Mais l’action de ces maîtres n’est pas uniquement politique et économique. Elle comporte un volet social, esthétique, moral, affectif, que Marine Le Pen aborde de plus en plus souvent, mêlant les motifs classiques du nationalisme à des références plus surprenantes. Inspirée par Michel Houellebecq et Philippe Murray (dont son ancien conseiller Paul-Marie Coûteaux lui conseillait la lecture), elle dépeint une France muséifiée, transformée en parc d’attractions pour touristes, « un vaste Disneyland pour amuser des enfants esbaudis devant une nature soi-disant préservée » (discours à Châteauroux, le 26 février 2012). Elle déplore la société de consommation et le marketing, responsables de la désagrégation des solidarités traditionnelles, faisant émerger un individu décérébré et égoïste.

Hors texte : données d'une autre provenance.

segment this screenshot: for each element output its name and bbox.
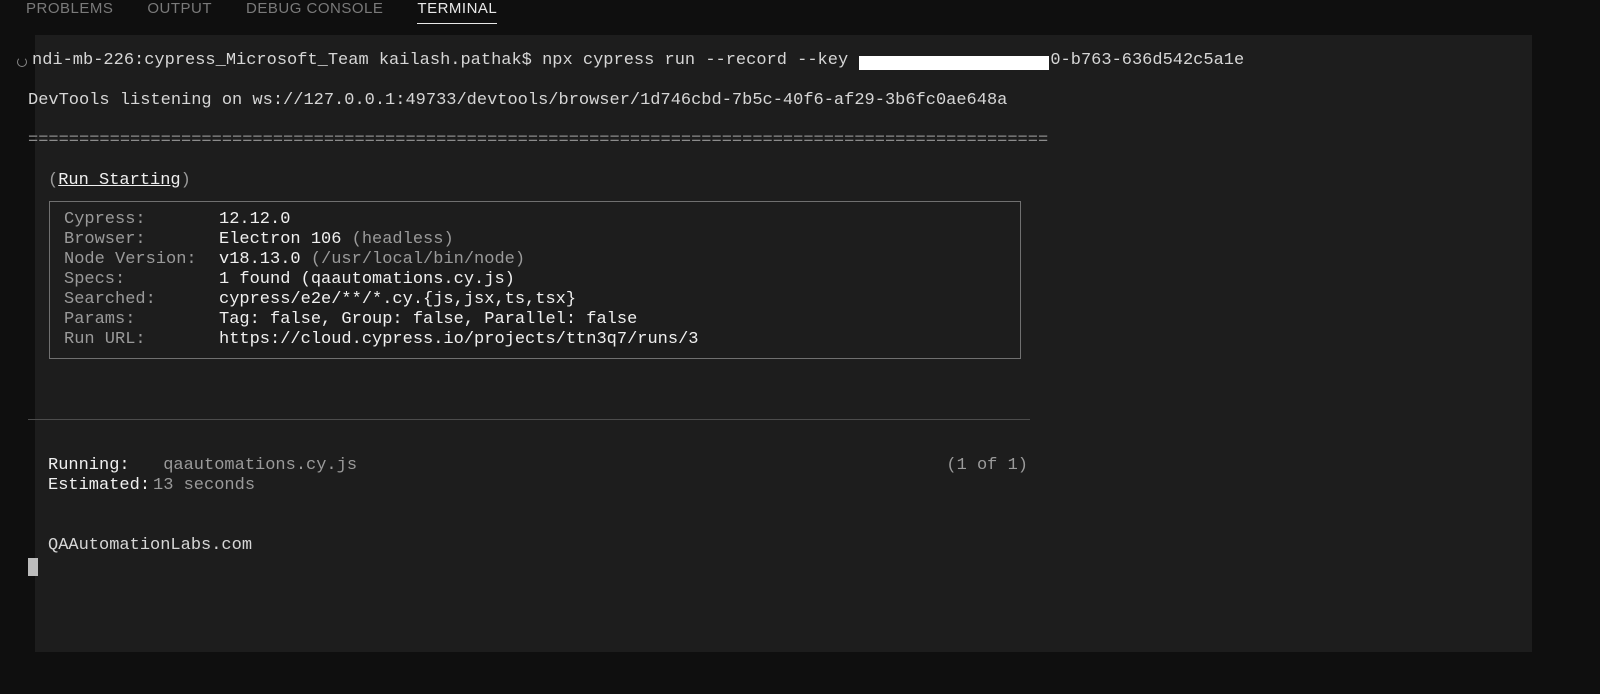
command-text-part2: 0-b763-636d542c5a1e <box>1050 51 1244 71</box>
running-label: Running: <box>48 456 153 476</box>
info-label-cypress: Cypress: <box>64 210 219 230</box>
info-value-searched: cypress/e2e/**/*.cy.{js,jsx,ts,tsx} <box>219 290 576 310</box>
info-value-params: Tag: false, Group: false, Parallel: fals… <box>219 310 637 330</box>
spec-describe: QAAutomationLabs.com <box>35 536 1532 556</box>
info-value-node: v18.13.0 (/usr/local/bin/node) <box>219 250 525 270</box>
estimated-label: Estimated: <box>48 476 153 496</box>
terminal-output[interactable]: ndi-mb-226:cypress_Microsoft_Team kailas… <box>35 35 1532 652</box>
redacted-key <box>859 56 1049 70</box>
info-label-runurl: Run URL: <box>64 330 219 350</box>
info-value-cypress: 12.12.0 <box>219 210 290 230</box>
terminal-cursor <box>28 558 38 576</box>
tab-debug-console[interactable]: DEBUG CONSOLE <box>246 0 383 23</box>
running-file: qaautomations.cy.js <box>163 456 357 475</box>
info-label-params: Params: <box>64 310 219 330</box>
spinner-icon <box>17 57 27 67</box>
section-divider <box>28 419 1030 420</box>
panel-tabs: PROBLEMS OUTPUT DEBUG CONSOLE TERMINAL <box>0 0 1600 27</box>
tab-terminal[interactable]: TERMINAL <box>417 0 497 24</box>
info-label-browser: Browser: <box>64 230 219 250</box>
devtools-line: DevTools listening on ws://127.0.0.1:497… <box>28 91 1532 111</box>
info-label-node: Node Version: <box>64 250 219 270</box>
info-label-specs: Specs: <box>64 270 219 290</box>
divider-line: ========================================… <box>28 131 1532 151</box>
shell-prompt: ndi-mb-226:cypress_Microsoft_Team kailas… <box>32 51 542 71</box>
run-starting-header: (Run Starting) <box>35 171 1532 191</box>
info-value-specs: 1 found (qaautomations.cy.js) <box>219 270 515 290</box>
run-info-box: Cypress: 12.12.0 Browser: Electron 106 (… <box>49 201 1021 359</box>
info-value-runurl: https://cloud.cypress.io/projects/ttn3q7… <box>219 330 698 350</box>
command-text-part1: npx cypress run --record --key <box>542 51 858 71</box>
info-label-searched: Searched: <box>64 290 219 310</box>
info-value-browser: Electron 106 (headless) <box>219 230 454 250</box>
running-count: (1 of 1) <box>946 456 1028 476</box>
tab-problems[interactable]: PROBLEMS <box>26 0 113 23</box>
estimated-value: 13 seconds <box>153 476 1532 496</box>
tab-output[interactable]: OUTPUT <box>147 0 212 23</box>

Elle critique, en évoquant le philosophe Jean Baudrillard, « un monde exclusivement virtuel [et] l’avènement d’un homme nouveau coupé de ses racines, nomade, jetable, esclave de l’ordre marchand ». S’appuyant sur l’auteur de 1984, elle dénonce une « tentative totalitaire de surveillance et de traque des internautes – dont le Big Brother d’Orwell n’aurait pas rêvé et dont le but évident est de tenter de faire taire cette dissidence, ce bouillonnement d’intelligence qui a trouvé refuge sur la Toile » (discours à Paris, 1er  mai 2011). Récupérant le penseur anticapitaliste Jean-Claude Michéa qu’elle dit admirer, elle prend la défense d’un peuple ayant conservé ses vertus anciennes et sa décence contre les bobos de gauche, hédonistes et méprisants. Allant jusqu’à citer, en la trahissant, la philosophe Hannah Arendt, elle stigmatise le « déracinement » dont serait responsable, d’après elle, le nouveau totalitarisme. Mais l’enracinement que Marine Le Pen a en tête est bien plutôt celui de Maurice Barrès, apôtre de la terre et des morts, de la relation charnelle aux paysages et du rejet des « élites cosmopolites ».

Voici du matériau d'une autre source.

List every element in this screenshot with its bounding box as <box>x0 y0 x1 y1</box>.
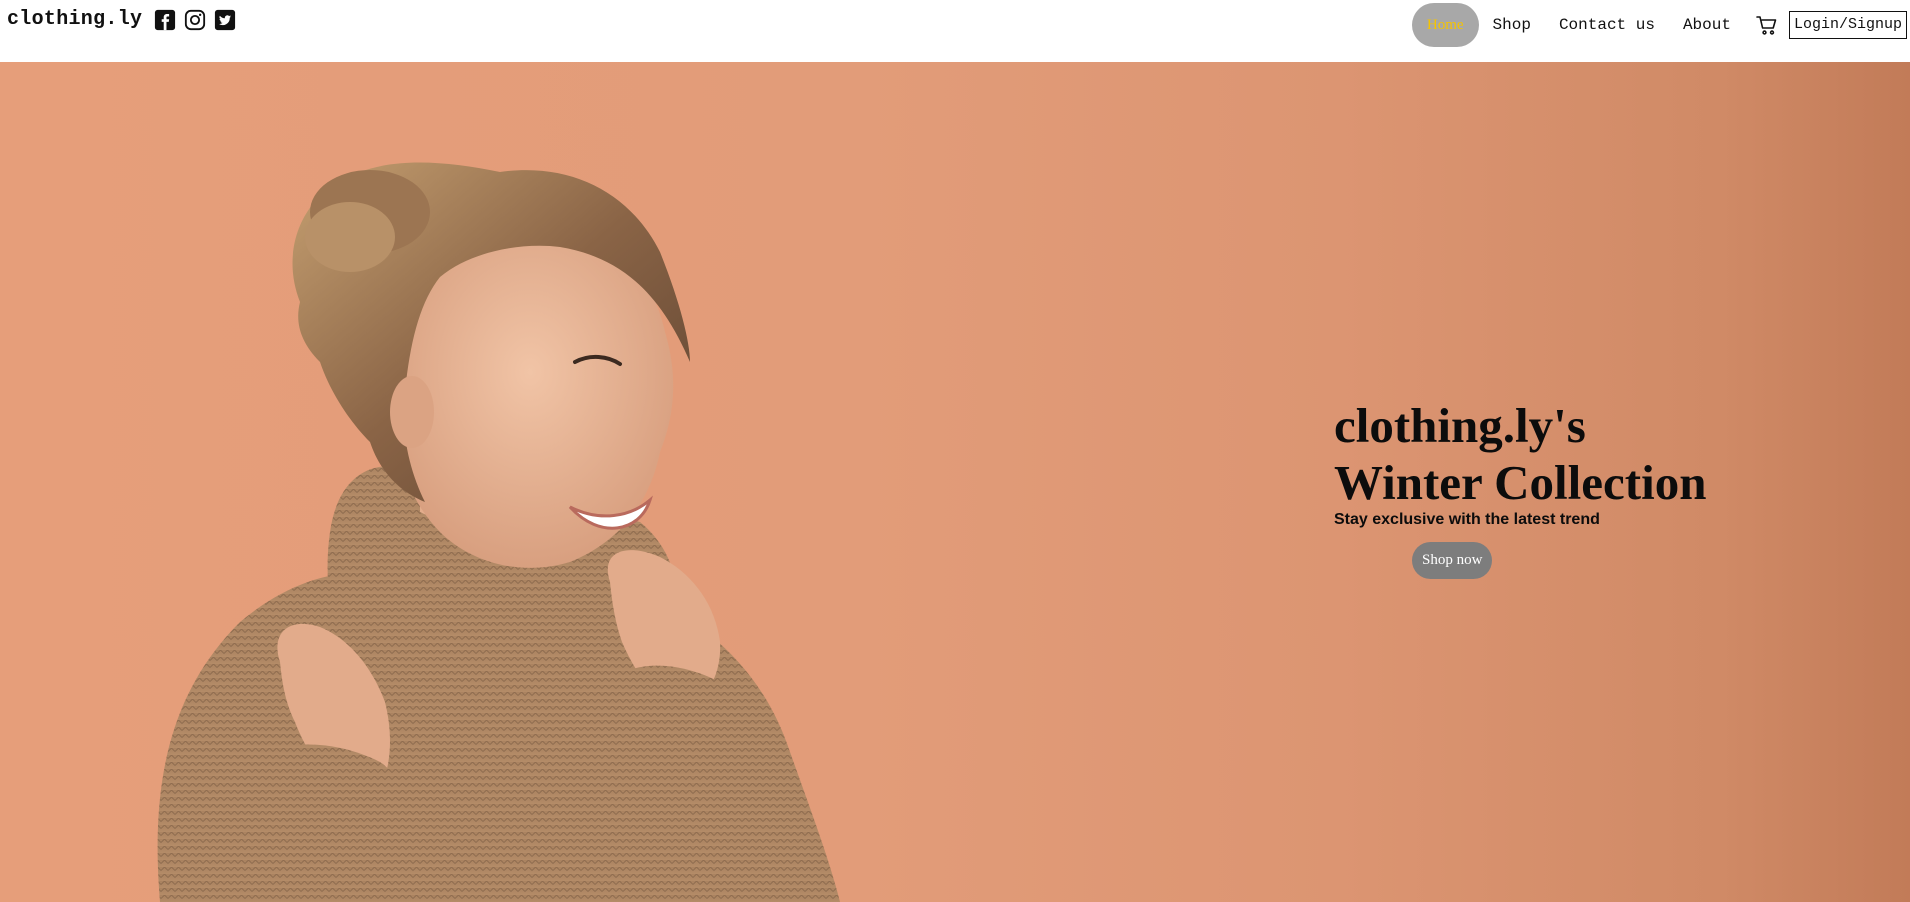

En s’adressant aux « oubliés » de la mondialisation, aux « dépossédés » de la crise économique, elle propose un diagnostic global, cauchemardesque, à clé unique – puisque les coupables sont une poignée de financiers anonymes, contrôlant les politiques et les médias. Et elle s’adresse à leur cœur. Dans le petit village de Brachay, en septembre 2016, elle exalte « l’amour d’un pays et d’un peuple, la passion pour une langue, la sensibilité à une histoire et toutes ces petites choses qui font au quotidien ce que nous sommes ». Elle entend faire renaître un « lien affectif et populaire » entre des Français que le mondialisme a voulu métamorphoser en zombies consommateurs. Ce discours de la manipulation, de la désespérance, du sursaut et de la chaleur populaire s’adresse aux jeunes antisystème, aux classes moyennes fragilisées, aux nouveaux pauvres. Il est simpliste et paranoïaque. Mais lorsqu’on évoque cette partie mal connue de l’idéologie mariniste, certains interlocuteurs, peu suspects de sympathie avec les idées du Front national, répondent : « Ce n’est pas faux. »

Outre l’image de leader impitoyable à la Poutine, de candidate anti-immigration et anti-islam, ce discours vient en tout cas de porter ses premiers fruits.